Fig. 24 (a) Influencing factors of KMS at different glucose concentrations. (b) Simulation curve of blood glucose change and drug controlled release. |
The micron-sized needle body of polymer GSMSs prevents damage to dense neural networks and vascular tissues when penetrating the skin. In addition, the specific recognition of glucose concentration by the glucose-sensitive model can control insulin release more accurately. Currently, polymer GSMSs are associated with some issues, which require optimization and improvement. For instance, when preparing the microneedle, it is vital to increase the production effectiveness, guaranteeing the microneedle yield, while the microneedle should have certain mechanical strength, improved biocompatibility, and anti-inflammatory effect, encouraging additional features such as wound healing. It is necessary to consider the age, disease characteristics, and personal preferences of diabetic patients when choosing glucose control medications. Thus far, GSMS-based studies have progressed from mice and rats to larger mini pigs, bringing them closer to human applications. In addition, related clinical trials are also being actively prepared and carried out. It is certain that GSMSs have shown effective therapeutic effects and significant therapeutic advantages in blood glucose control, and the safety evaluation system for GSMS is becoming more and more comprehensive and perfect. Although there are still some problems to be solved, such as the drug utilization rate of GSMSs, long-term treatment time, monitoring of drug release and other aspects to be further improved, the results achieved have given great confidence and motivation to continue further research.

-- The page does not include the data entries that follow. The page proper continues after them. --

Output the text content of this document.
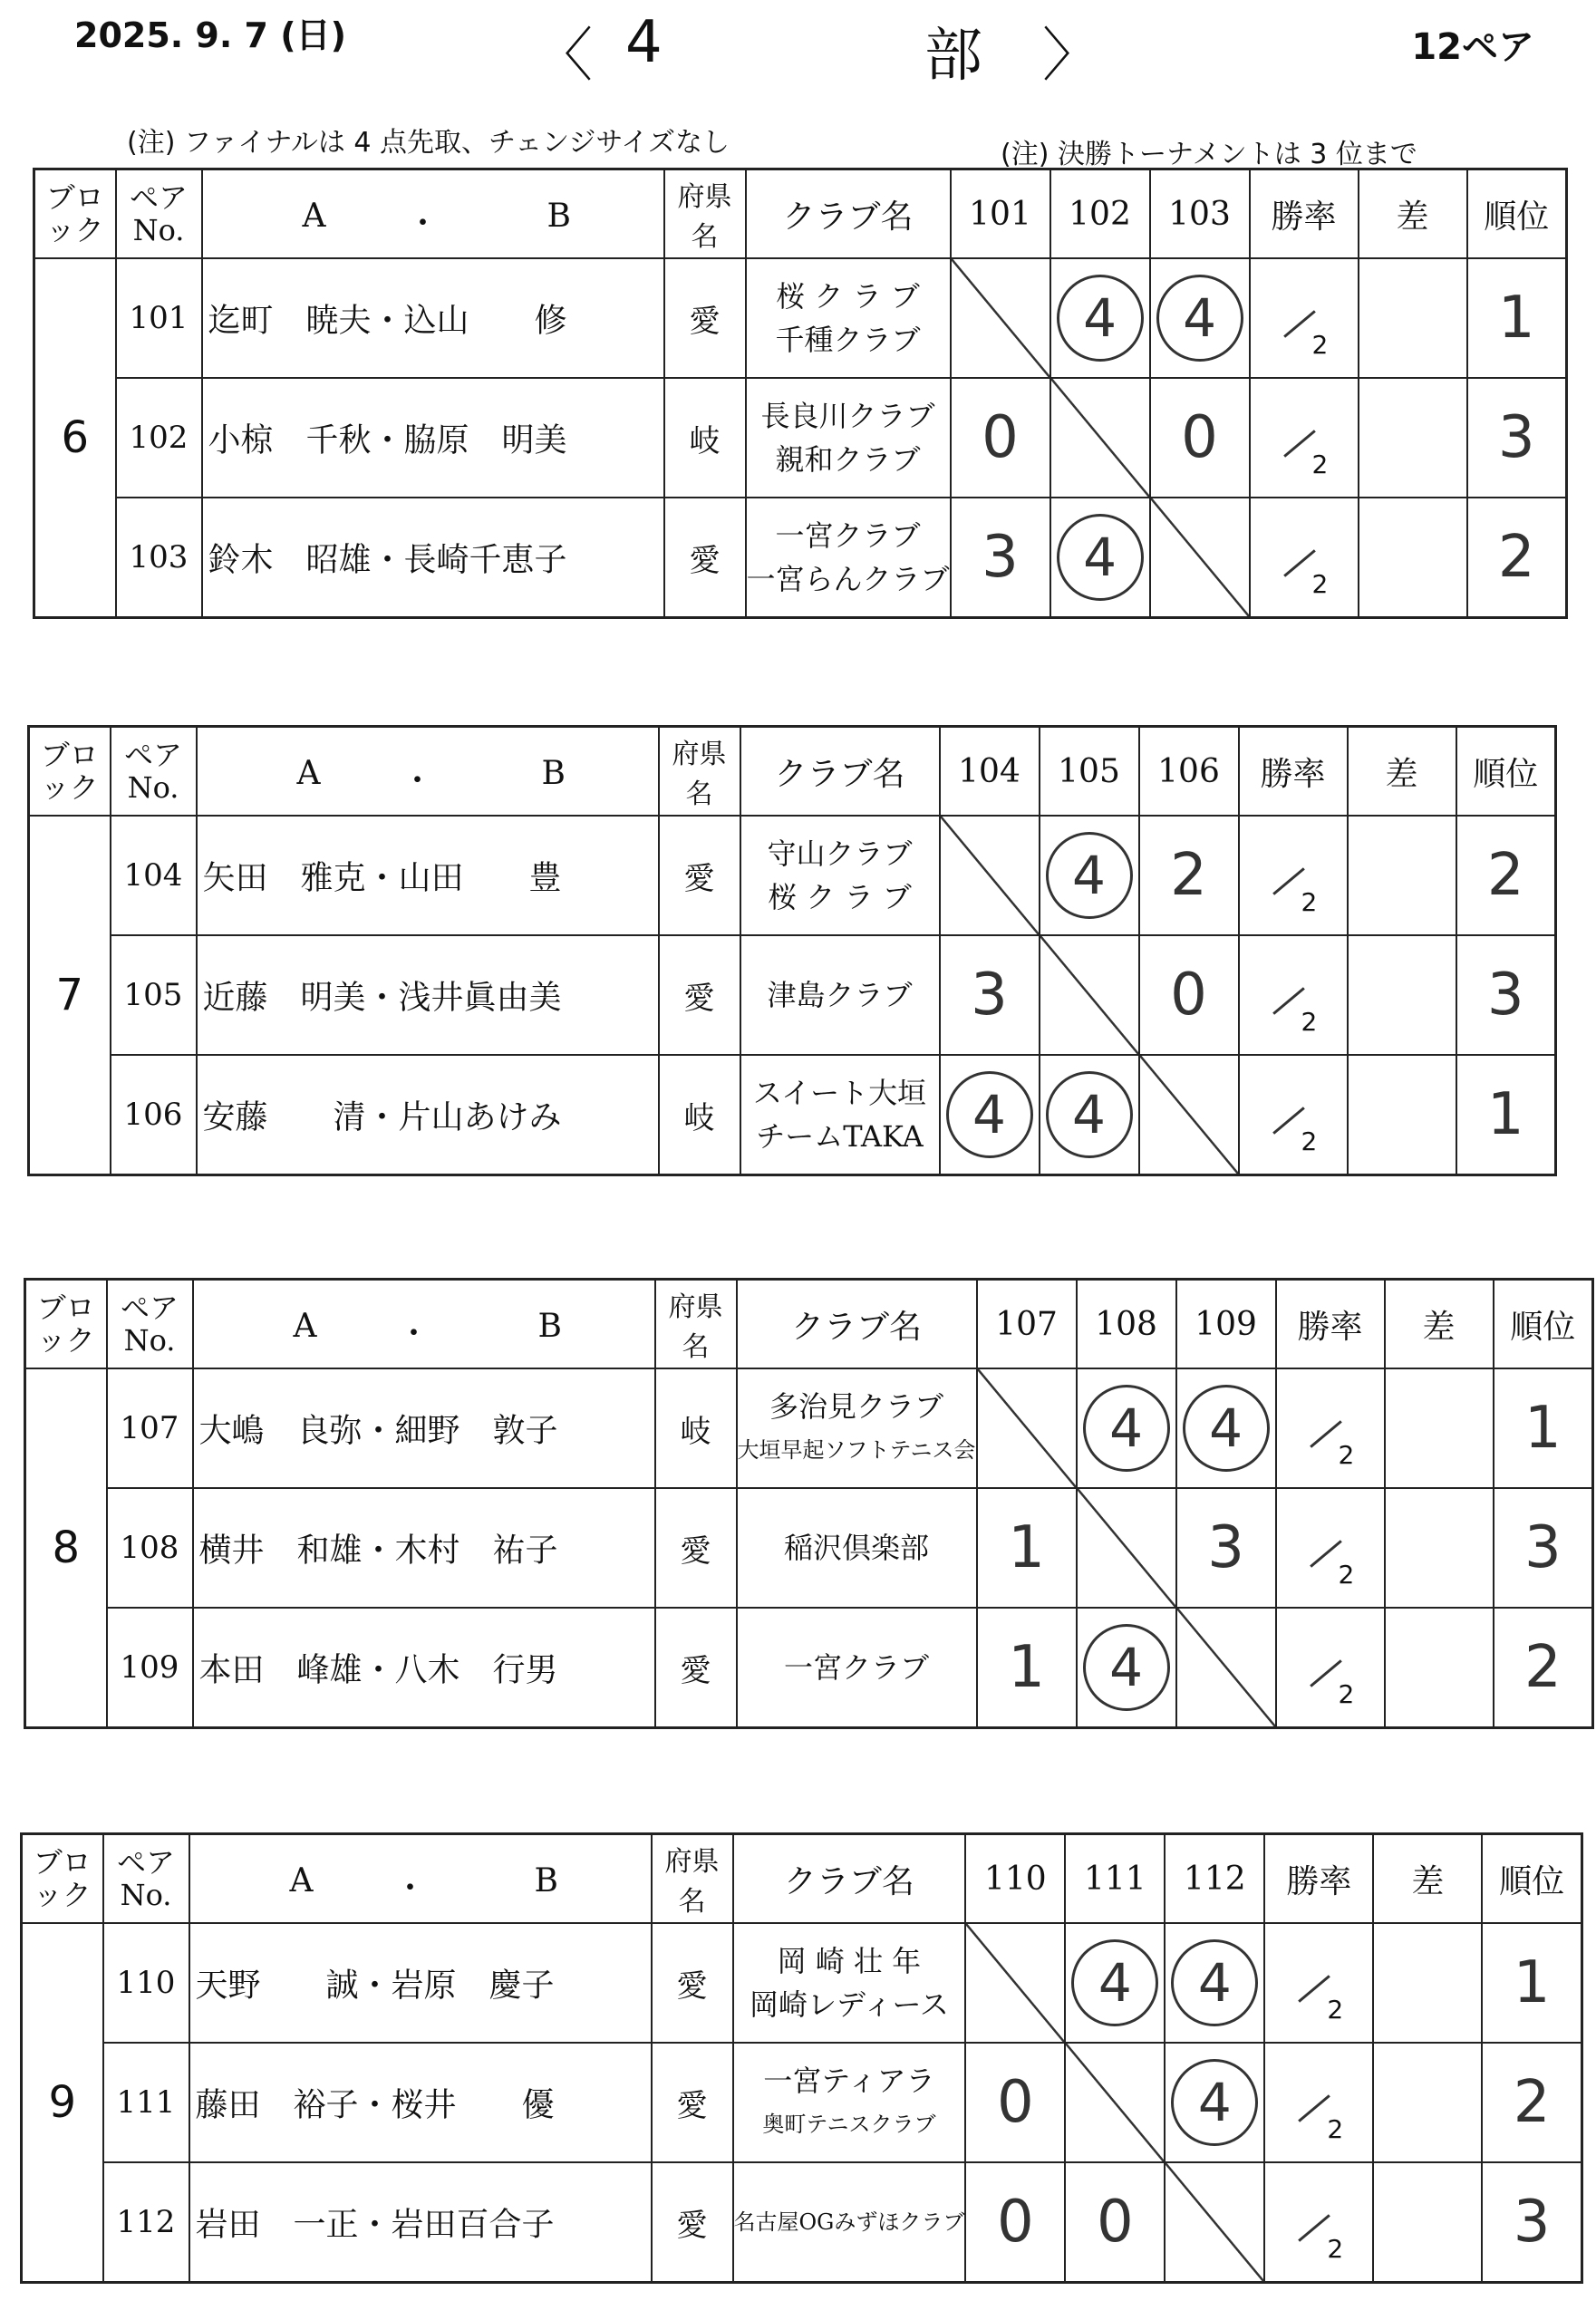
2025. 9. 7 (日)	〈 4	部 〉	12ペア
(注) ファイナルは 4 点先取、チェンジサイズなし	(注) 決勝トーナメントは 3 位まで
ブロ
ック	ペア
No.	A ・ B	府県名	クラブ名	101	102	103	勝率	差	順位
6	101	迄町　暁夫・込山　　修	愛	桜 ク ラ ブ
千種クラブ		4	4	2		1
	102	小椋　千秋・脇原　明美	岐	長良川クラブ
親和クラブ	0		0	2		3
	103	鈴木　昭雄・長崎千恵子	愛	一宮クラブ
一宮らんクラブ	3	4		2		2
ブロ
ック	ペア
No.	A ・ B	府県名	クラブ名	104	105	106	勝率	差	順位
7	104	矢田　雅克・山田　　豊	愛	守山クラブ
桜 ク ラ ブ		4	2	2		2
	105	近藤　明美・浅井眞由美	愛	津島クラブ	3		0	2		3
	106	安藤　　清・片山あけみ	岐	スイート大垣
チームTAKA	4	4		2		1
ブロ
ック	ペア
No.	A ・ B	府県名	クラブ名	107	108	109	勝率	差	順位
8	107	大嶋　良弥・細野　敦子	岐	多治見クラブ
大垣早起ソフトテニス会		4	4	2		1
	108	横井　和雄・木村　祐子	愛	稲沢倶楽部	1		3	2		3
	109	本田　峰雄・八木　行男	愛	一宮クラブ	1	4		2		2
ブロ
ック	ペア
No.	A ・ B	府県名	クラブ名	110	111	112	勝率	差	順位
9	110	天野　　誠・岩原　慶子	愛	岡 崎 壮 年
岡崎レディース		4	4	2		1
	111	藤田　裕子・桜井　　優	愛	一宮ティアラ
奥町テニスクラブ	0		4	2		2
	112	岩田　一正・岩田百合子	愛	名古屋OGみずほクラブ	0	0		2		3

The drug and microneedle materials must work well together given that the microneedle system is the most essential component for the glucose-sensitive factor to function properly. Additionally, it can quickly determine the blood glucose level and release the medication as needed in response to variations and changes in the blood glucose levels. Synchronizing the blood glucose regulation based on the variations in blood glucose. The size advantage of therapeutic GSMSs in terms of structure and intelligent, controllable adjustment of glucose-sensitive models can significantly increase patient compliance, improve the drug utilization, and lower the risk of overtreatment. Thus, the research on the microneedle system in the glucose-sensitive model has gradually advanced, making it more effective and intelligent. Finally, GSMSs have great potential as a substitute for the damaged pancreas of the human body to intelligently regulate the blood glucose and achieve the long-term effective treatment of diabetes. As the research progresses, GSMSs may evolve into an optimal diabetes management strategy. Potentially wearable GSMSs can be developed through integration with related technologies such as electronic messaging. Thus, combining the regulation and monitoring of blood glucose with other functions, GSMSs can truly solve the blood glucose disorder and related safety problems plaguing hundreds of millions of diabetic patients.